Le acque limpide, il silenzio della sera, il riaffermarsi della natura. Allora è così che dovrebbe essere Venezia?
Difficile rispondere a tale domanda, quando il centro della città ormai abbandonato si costella di vetrine vuote e attività chiuse, strascichi di una crisi sanitaria, ma prima di tutto sociale ed economica.
Segre alterna alla cronaca dell’acqua alta un momento di eccezionale bassa marea che, attraverso le riprese del regista, disvela le fragili fondamenta sui cui si fonda la città.
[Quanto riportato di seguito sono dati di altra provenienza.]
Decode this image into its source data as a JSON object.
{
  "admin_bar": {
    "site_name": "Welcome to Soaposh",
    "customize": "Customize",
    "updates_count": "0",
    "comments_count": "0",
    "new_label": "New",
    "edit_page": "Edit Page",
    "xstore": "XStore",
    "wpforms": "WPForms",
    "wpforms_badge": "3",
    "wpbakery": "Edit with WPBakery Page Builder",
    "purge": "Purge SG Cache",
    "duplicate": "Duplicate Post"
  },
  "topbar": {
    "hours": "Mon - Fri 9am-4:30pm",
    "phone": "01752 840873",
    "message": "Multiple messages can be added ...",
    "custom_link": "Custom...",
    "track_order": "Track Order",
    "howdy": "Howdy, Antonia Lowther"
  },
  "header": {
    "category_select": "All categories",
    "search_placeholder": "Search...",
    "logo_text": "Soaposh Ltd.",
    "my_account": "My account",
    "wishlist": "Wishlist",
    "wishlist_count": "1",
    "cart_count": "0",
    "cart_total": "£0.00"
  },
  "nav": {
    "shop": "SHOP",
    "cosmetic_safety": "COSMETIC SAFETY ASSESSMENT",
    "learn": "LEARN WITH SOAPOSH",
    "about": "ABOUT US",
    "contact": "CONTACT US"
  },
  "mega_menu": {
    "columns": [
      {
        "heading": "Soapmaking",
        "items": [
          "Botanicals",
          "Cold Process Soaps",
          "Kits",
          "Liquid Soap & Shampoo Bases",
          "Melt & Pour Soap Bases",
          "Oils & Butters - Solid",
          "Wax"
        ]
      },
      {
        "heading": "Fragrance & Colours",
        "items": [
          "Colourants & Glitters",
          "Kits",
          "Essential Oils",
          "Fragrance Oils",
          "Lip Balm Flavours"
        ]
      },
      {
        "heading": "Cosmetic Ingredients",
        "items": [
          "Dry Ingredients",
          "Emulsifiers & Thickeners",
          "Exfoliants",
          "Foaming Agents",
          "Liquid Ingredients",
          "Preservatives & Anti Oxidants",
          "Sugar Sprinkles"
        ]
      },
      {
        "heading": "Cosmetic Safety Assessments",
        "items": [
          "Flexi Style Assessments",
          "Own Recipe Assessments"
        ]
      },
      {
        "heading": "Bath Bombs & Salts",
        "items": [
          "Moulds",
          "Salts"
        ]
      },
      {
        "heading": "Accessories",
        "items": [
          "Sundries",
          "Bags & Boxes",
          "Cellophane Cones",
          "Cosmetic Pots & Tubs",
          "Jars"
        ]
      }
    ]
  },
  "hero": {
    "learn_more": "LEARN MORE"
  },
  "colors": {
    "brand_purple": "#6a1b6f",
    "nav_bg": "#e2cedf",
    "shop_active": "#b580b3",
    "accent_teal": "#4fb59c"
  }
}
Di sicuro, l’incertezza su cui poggia oggi Venezia non riguarda solo la laguna, ma è un monito di stampo universale, cartina di tornasole che riguarda tutte le nostre città, oggi messe in pericolo dalle tragiche conseguenze di un cambiamento climatico che imperversa e un interesse economico sempre più invasivo. Forse che la pandemia abbia solo rivelato la dolente solitudine di cui le nostre città erano già affette?

In questo caso l’isolamento della città si unisce a quello più intimo e personale del regista, entrambi orfani di presenze umane: «Cosa resta della vita quando intorno hai solo acqua e vapore freddo? Cosa puoi vedere nell’invisibile?».
A fare eco al senso di smarrimento del regista, è la testimonianza di Elena Almansi, 24 anni, vogatrice, figlia di vogatori, una dei pochi veneziani che non sono migrati in terraferma. «Della mia classe delle elementari siamo rimasti qui solo in cinque o sei» racconta. Allora, perché restare?
La risposta si offre agli occhi di Elena ogni giorno, quando nella solitudine della sera si riappropria del Canal Grande, varcando l’imponente Ponte di Rialto, fino a raggiungere il Ponte delle Guglie. La sontuosità delle facciate dei palazzi veneziani si accompagna alla lettura de Lo straniero di Albert Camus, che, come lo studio delle molecole, aiuta Segre a far luce sul complesso rapporto tra l’uomo e il suo inevitabile destino.

Nel silenzio più spettrale Segre incontra i pochi esseri umani che tengono oggi Venezia in vita. Nonostante gli effetti di una condizione fortemente precaria, Venezia è anche una storia di resilienza e di resistenza. Nel finale, il compleanno festeggiato via Zoom di una bambina lancia un monito di speranza, il sogno di un futuro migliore. Saranno infatti le nuove generazioni le prime eredi di una città che sta probabilmente entrando in una nuova fase della sua storia. Forza e debolezza non sono opposti per Venezia, ma impareranno a convivere, simbolo di una costante ricerca di equilibrio tra l’essere umano e la Natura, che è anche la paura di tutto ciò che è per noi inevitabile.